Ce qui lui manque encore, c'est l'immersion quotidienne et totale dans la culture québécoise, à laquelle on s'attend qu'il adhère volontairement et pleinement.
- Si un allophone n'écoute que de la musique hindoue, latino ou arabe mais jamais Isabelle Boulay, Jean-Pierre Ferland, ou Mario Pelchat, c'est qu'il n'est pas encore tout à fait québécois
- Si un allophone ne regarde que des telenovellas latinos mais n'a jamais suivi les équivalences quotidiennes de Fabienne Larouche comme Virginie ou 30 vies, c'est qu'il n'est pas encore tout à fait québécois
- Si un allophone ne regarde qu'Oprah mais jamais Marina, The Voice mais jamais La Voix, c'est qu'il n'est pas encore tout à fait québécois
- Si un allophone reste branché aux bulletins de nouvelles de Pékin, du Maroc, de l'Inde ou du Sénégal mais jamais à ceux de TVA ou Radio-Canada, c'est qu'il n'est pas encore tout à fait québécois
- Si un allophone ne va voir en spectacle qu'un chanteur arabe comme Khaled ou le groupe latino Septeto Santiaguero mais jamais Marc Hervieux, Vincent Vallières ou l'humoriste André Sauvé avec l'OSM et l'OSQ, c'est qu'il n'est pas encore tout à fait québécois
- Si un allophone regarde Star Wars en anglais mais pas Dans une galaxie près de chez vous en français, c'est qu'il n'est pas encore tout à fait québécois
- Si un allophone n'emprunte jamais à la bibliothèque le dvd du jeune chanteur country Yoan au Centre Vidéotron de Québec, le livre de recettes Parents futés, ou l'autobiographie du commandant Piché, comme je l'ai fait récemment, c'est qu'il n'est pas encore tout à fait québécois
- Si un allophone tente toujours d'aborder les gens en anglais d'abord, et qu'il ne passe au français qu'en dernier recours, c'est qu'il n'est pas encore tout à fait québécois et ne le sera peut-être jamais
- Si les noms de l'illusioniste Luc Langevin, du mentaliste Mesmer ou du magicien Alain Choquette ne disent rien à un allophone, c'est qu'il n'est pas encore tout à fait québécois
- Si un allophone n'est jamais sorti du périmètre de l'île de Montréal (et on en dénombre des centaines de milliers) pour visiter le reste du Québec et se rapprocher des gens du pays, c'est qu'il n'est pas encore tout à fait québécois
Non, un certain degré de francisation ne fait pas automatiquement un Québécois d'un allophone du tiers-monde. C'est un début, mais il lui reste encore beaucoup de chemin à faire s'il ne fait usage de cette acquisition qu'en cas de nécessité absolue, et en s'efforçant de réduire au strict minimum ses échanges avec les natifs.
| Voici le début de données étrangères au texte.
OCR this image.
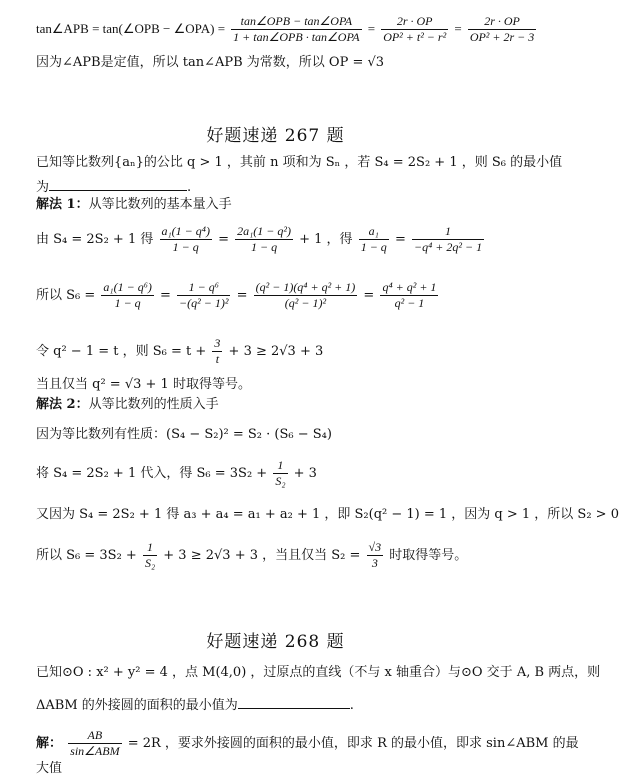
tan∠APB = tan(∠OPB − ∠OPA) = $\frac{\text{tan∠OPB − tan∠OPA}}{\text{1 + tan∠OPB · tan∠OPA}} = \frac{2r \cdot OP}{\text{OP² + t² − r²}} = \frac{2r \cdot OP}{\text{OP² + 2r − 3}}$
因为∠APB是定值，所以 tan∠APB 为常数，所以 OP = √3
好题速递 267 题
已知等比数列{aₙ}的公比 q > 1 ，其前 n 项和为 Sₙ ，若 S₄ = 2S₂ + 1 ，则 S₆ 的最小值
为	.
解法 1：从等比数列的基本量入手
由 S₄ = 2S₂ + 1 得 $\frac{\text{a₁(1 − q⁴)}}{1 - q} = \frac{\text{2a₁(1 − q²)}}{1 - q} + 1$ ，得 $\frac{\text{a₁}}{1 - q} = \frac{1}{\text{−q⁴ + 2q² − 1}}$
所以 $S_6 = \frac{\text{a₁(1 − q⁶)}}{1 - q} = \frac{\text{1 − q⁶}}{\text{−(q² − 1)²}} = \frac{\text{(q² − 1)(q⁴ + q² + 1)}}{\text{(q² − 1)²}} = \frac{\text{q⁴ + q² + 1}}{\text{q² − 1}}$
令 q² − 1 = t ，则 $S_6 = t + \frac{3}{t} + 3 \ge 2√3 + 3$
当且仅当 q² = √3 + 1 时取得等号。
解法 2：从等比数列的性质入手
因为等比数列有性质：(S₄ − S₂)² = S₂ · (S₆ − S₄)
将 S₄ = 2S₂ + 1 代入，得 $S_6 = 3S_2 + \frac{1}{\text{S₂}} + 3$
又因为 S₄ = 2S₂ + 1 得 a₃ + a₄ = a₁ + a₂ + 1 ，即 S₂(q² − 1) = 1 ，因为 q > 1 ，所以 S₂ > 0
所以 $S_6 = 3S_2 + \frac{1}{\text{S₂}} + 3 \ge 2√3 + 3$ ，当且仅当 $S_2 = \frac{√3}{3}$ 时取得等号。
好题速递 268 题
已知⊙O : x² + y² = 4 ，点 M(4,0) ，过原点的直线（不与 x 轴重合）与⊙O 交于 A, B 两点，则
ΔABM 的外接圆的面积的最小值为	.
解： $\frac{AB}{\text{sin∠ABM}} = 2R$ ，要求外接圆的面积的最小值，即求 R 的最小值，即求 sin∠ABM 的最
大值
On a tous vécu au moins une fois cette expérience malaisante qui consiste à passer à la caisse du dépanneur, devant le propriétaire asiatique dont le regard fuyant ou suppliant signifie: "de grâce, ne m'adressez pas la parole en français pour ne pas m'embarrasser. Payez et quittez".
Il va sans dire que la situation problématique que nous venons de décrire à propos des allophones s'applique à plus forte raison aux unilingues anglophones de Montréal, qui ont eu toute leur vie pour s'intégrer mais ne l'ont pas fait.
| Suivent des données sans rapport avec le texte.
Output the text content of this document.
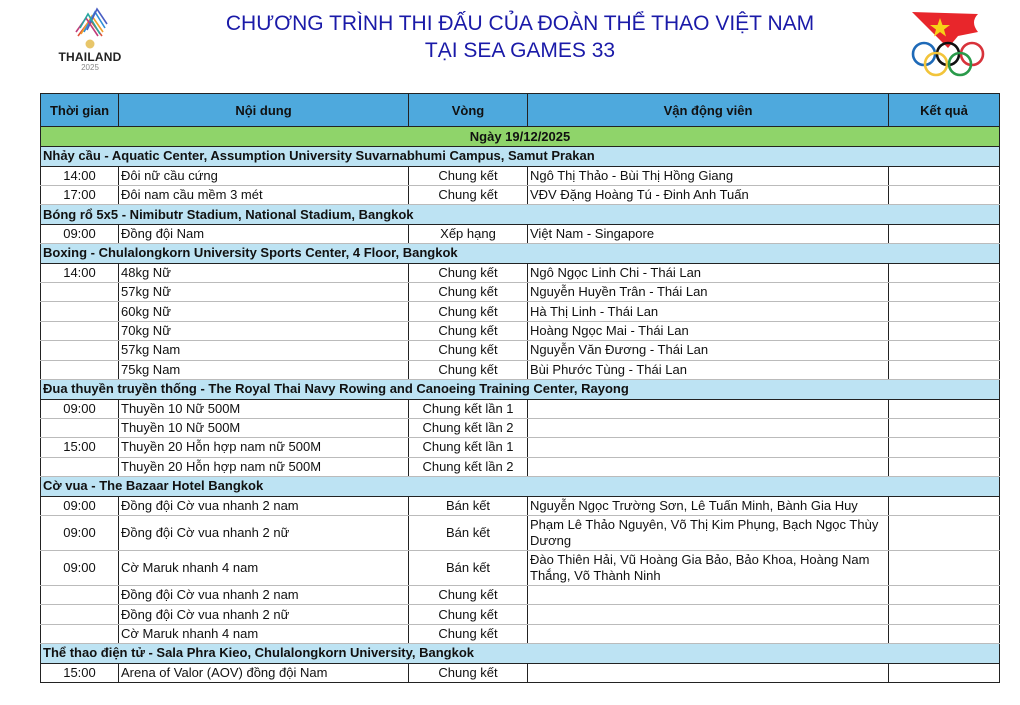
THAILAND
2025
CHƯƠNG TRÌNH THI ĐẤU CỦA ĐOÀN THỂ THAO VIỆT NAM
TẠI SEA GAMES 33
Thời gian	Nội dung	Vòng	Vận động viên	Kết quả
Ngày 19/12/2025				
Nhảy cầu - Aquatic Center, Assumption University Suvarnabhumi Campus, Samut Prakan				
14:00	Đôi nữ cầu cứng	Chung kết	Ngô Thị Thảo - Bùi Thị Hồng Giang	
17:00	Đôi nam cầu mềm 3 mét	Chung kết	VĐV Đặng Hoàng Tú - Đinh Anh Tuấn	
Bóng rổ 5x5 - Nimibutr Stadium, National Stadium, Bangkok				
09:00	Đồng đội Nam	Xếp hạng	Việt Nam - Singapore	
Boxing - Chulalongkorn University Sports Center, 4 Floor, Bangkok				
14:00	48kg Nữ	Chung kết	Ngô Ngọc Linh Chi - Thái Lan	
	57kg Nữ	Chung kết	Nguyễn Huyền Trân - Thái Lan	
	60kg Nữ	Chung kết	Hà Thị Linh - Thái Lan	
	70kg Nữ	Chung kết	Hoàng Ngọc Mai - Thái Lan	
	57kg Nam	Chung kết	Nguyễn Văn Đương - Thái Lan	
	75kg Nam	Chung kết	Bùi Phước Tùng - Thái Lan	
Đua thuyền truyền thống - The Royal Thai Navy Rowing and Canoeing Training Center, Rayong				
09:00	Thuyền 10 Nữ 500M	Chung kết lần 1		
	Thuyền 10 Nữ 500M	Chung kết lần 2		
15:00	Thuyền 20 Hỗn hợp nam nữ 500M	Chung kết lần 1		
	Thuyền 20 Hỗn hợp nam nữ 500M	Chung kết lần 2		
Cờ vua - The Bazaar Hotel Bangkok				
09:00	Đồng đội Cờ vua nhanh 2 nam	Bán kết	Nguyễn Ngọc Trường Sơn, Lê Tuấn Minh, Bành Gia Huy	
09:00	Đồng đội Cờ vua nhanh 2 nữ	Bán kết	Phạm Lê Thảo Nguyên, Võ Thị Kim Phụng, Bạch Ngọc Thùy Dương	
09:00	Cờ Maruk nhanh 4 nam	Bán kết	Đào Thiên Hải, Vũ Hoàng Gia Bảo, Bảo Khoa, Hoàng Nam Thắng, Võ Thành Ninh	
	Đồng đội Cờ vua nhanh 2 nam	Chung kết		
	Đồng đội Cờ vua nhanh 2 nữ	Chung kết		
	Cờ Maruk nhanh 4 nam	Chung kết		
Thể thao điện tử - Sala Phra Kieo, Chulalongkorn University, Bangkok				
15:00	Arena of Valor (AOV) đồng đội Nam	Chung kết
Il n'y a pas de raison de vivre au Québec si ce n'est pas pour se joindre et participer à la culture majoritaire et représentative de sa population.
La participation volontaire et enthousiaste à la culture québécoise au sens large doit être vue comme un objectif incontournable, une perspective enthousiasmante, un source d'enrichissement de premier choix, un environnement de tous les jours dans lequel baigner comme dans un spa aux jets stimulants.
Tout le monde doit valoriser cette culture québécoise qui est la nôtre, s'en imprégner comme d'un vêtement moulant, la consommer abondamment et en priorité, en apprécier les divers aspects, vivre dedans comme dans sa maison de rêve, dépenser de l'argent pour la soutenir et l'encourager.
Parce que cette culture qui nous reflète est ce que nous avons de plus beau à offrir en partage.
La refuser, c'est nous refuser.
En un mot comme en mille: vivre ici, c'est accepter de vivre comme ici.